Francis Cianfrocca joins Ben Domenech for the Monday, October 26th edition of Coffee & Markets, a series of brief morning podcasts on politics and the marketplace, now appearing as well on WashingtonTimes.com.
Today’s podcast focuses on Neil Barofsky’s IG report covering the uncontrolled ramifications of the TARP program, its lack of anti-fraud measures, and how much the taxpayers will end up paying for it all.
Items discussed include this DC Examiner editorial:
Congress put American taxpayers on the hook for $700 billion last year when it approved the massive bailout to paper over the imprudent lending decisions of nine Wall Street giants: Bank of America, Citigroup, Wells Fargo, JP Morgan Chase, Goldman Sachs, Morgan Stanley, Merrill Lynch, State Street and the Bank of NY Mellon. The bailout was essential to save the nation from a complete economic meltdown. Or so insisted President George W. Bush, Treasury Secretary Hank Paulson, Senate Majority Leader Harry Reid and House Speaker Nancy Pelosi…
In his 256-page report to Congress, Barofsky notes that the Treasury Department’s failure to implement anti-fraud measures, or even to require TARP recipients to report how they used the billions Congress and the Treasury Department gave them, makes it highly unlikely that the $317 billion outstanding — nearly half the TARP total — will ever be returned to taxpayers.
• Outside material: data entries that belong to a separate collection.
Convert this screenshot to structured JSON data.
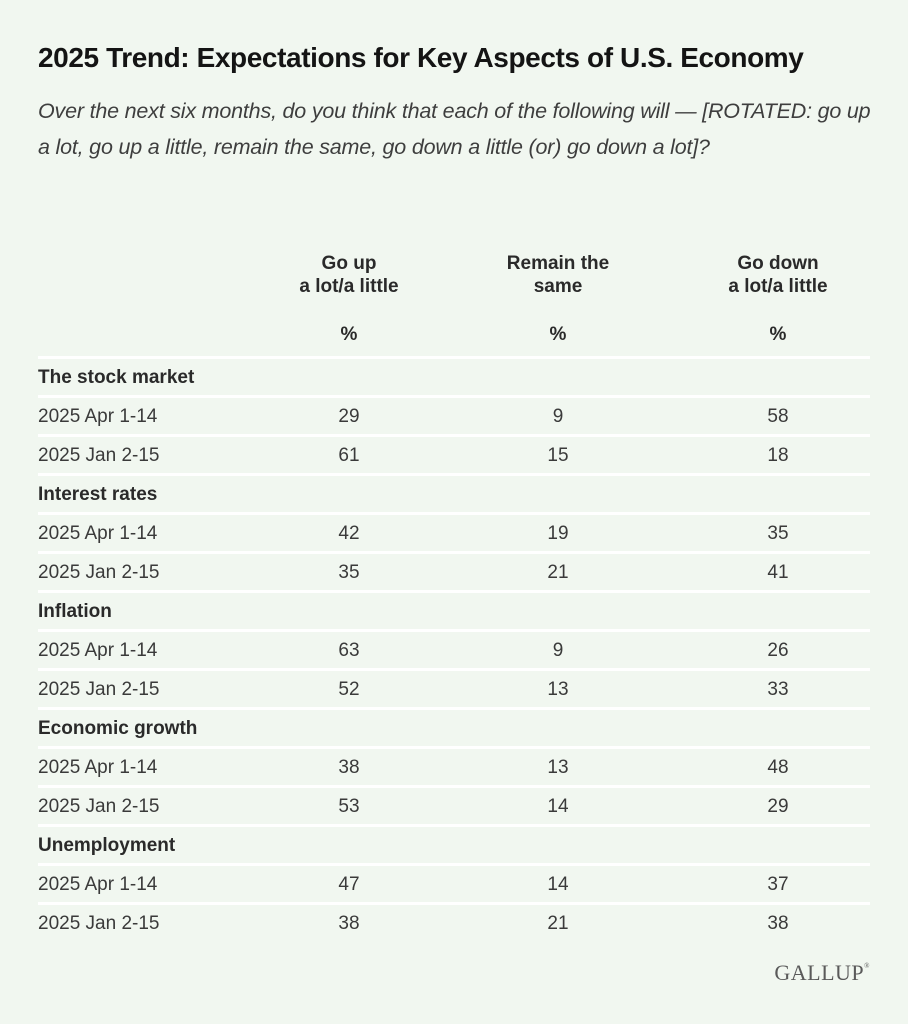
{
  "title": "2025 Trend: Expectations for Key Aspects of U.S. Economy",
  "subtitle": "Over the next six months, do you think that each of the following will — [ROTATED: go up a lot, go up a little, remain the same, go down a little (or) go down a lot]?",
  "brand": {
    "name": "GALLUP",
    "mark": "®"
  },
  "colors": {
    "background": "#f1f7f0",
    "divider": "#ffffff",
    "text": "#1e1e1e"
  },
  "columns": [
    {
      "label_line1": "Go up",
      "label_line2": "a lot/a little",
      "unit": "%"
    },
    {
      "label_line1": "Remain the",
      "label_line2": "same",
      "unit": "%"
    },
    {
      "label_line1": "Go down",
      "label_line2": "a lot/a little",
      "unit": "%"
    }
  ],
  "chart_data": {
    "type": "table",
    "title": "2025 Trend: Expectations for Key Aspects of U.S. Economy",
    "subtitle": "Over the next six months, do you think that each of the following will — [ROTATED: go up a lot, go up a little, remain the same, go down a little (or) go down a lot]?",
    "columns": [
      "Go up a lot/a little (%)",
      "Remain the same (%)",
      "Go down a lot/a little (%)"
    ],
    "groups": [
      {
        "name": "The stock market",
        "rows": [
          {
            "period": "2025 Apr 1-14",
            "values": [
              29,
              9,
              58
            ]
          },
          {
            "period": "2025 Jan 2-15",
            "values": [
              61,
              15,
              18
            ]
          }
        ]
      },
      {
        "name": "Interest rates",
        "rows": [
          {
            "period": "2025 Apr 1-14",
            "values": [
              42,
              19,
              35
            ]
          },
          {
            "period": "2025 Jan 2-15",
            "values": [
              35,
              21,
              41
            ]
          }
        ]
      },
      {
        "name": "Inflation",
        "rows": [
          {
            "period": "2025 Apr 1-14",
            "values": [
              63,
              9,
              26
            ]
          },
          {
            "period": "2025 Jan 2-15",
            "values": [
              52,
              13,
              33
            ]
          }
        ]
      },
      {
        "name": "Economic growth",
        "rows": [
          {
            "period": "2025 Apr 1-14",
            "values": [
              38,
              13,
              48
            ]
          },
          {
            "period": "2025 Jan 2-15",
            "values": [
              53,
              14,
              29
            ]
          }
        ]
      },
      {
        "name": "Unemployment",
        "rows": [
          {
            "period": "2025 Apr 1-14",
            "values": [
              47,
              14,
              37
            ]
          },
          {
            "period": "2025 Jan 2-15",
            "values": [
              38,
              21,
              38
            ]
          }
        ]
      }
    ]
  }
}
Barofsky also threatened to subpoena documents relating to the Treasury Department’s “less-than-accurate statements … concerning TARP’s first investments in nine large financial institutions,” as well as its subsequent refusal to report what hundreds of other TARP recipients did with the funds.
So there you have it: Treasury officials lied to Congress and the public, and refused to demand even a basic level of accountability from TARP recipients while borrowing hundreds of billions of dollars that taxpayers will eventually have to pay back, plus billions in interest. Incredibly, just Wednesday, President Obama announced a new TARP-like program for small businesses and community banks. The madness in Washington won’t stop until the people completely clean house at both ends of Pennsylvania Avenue.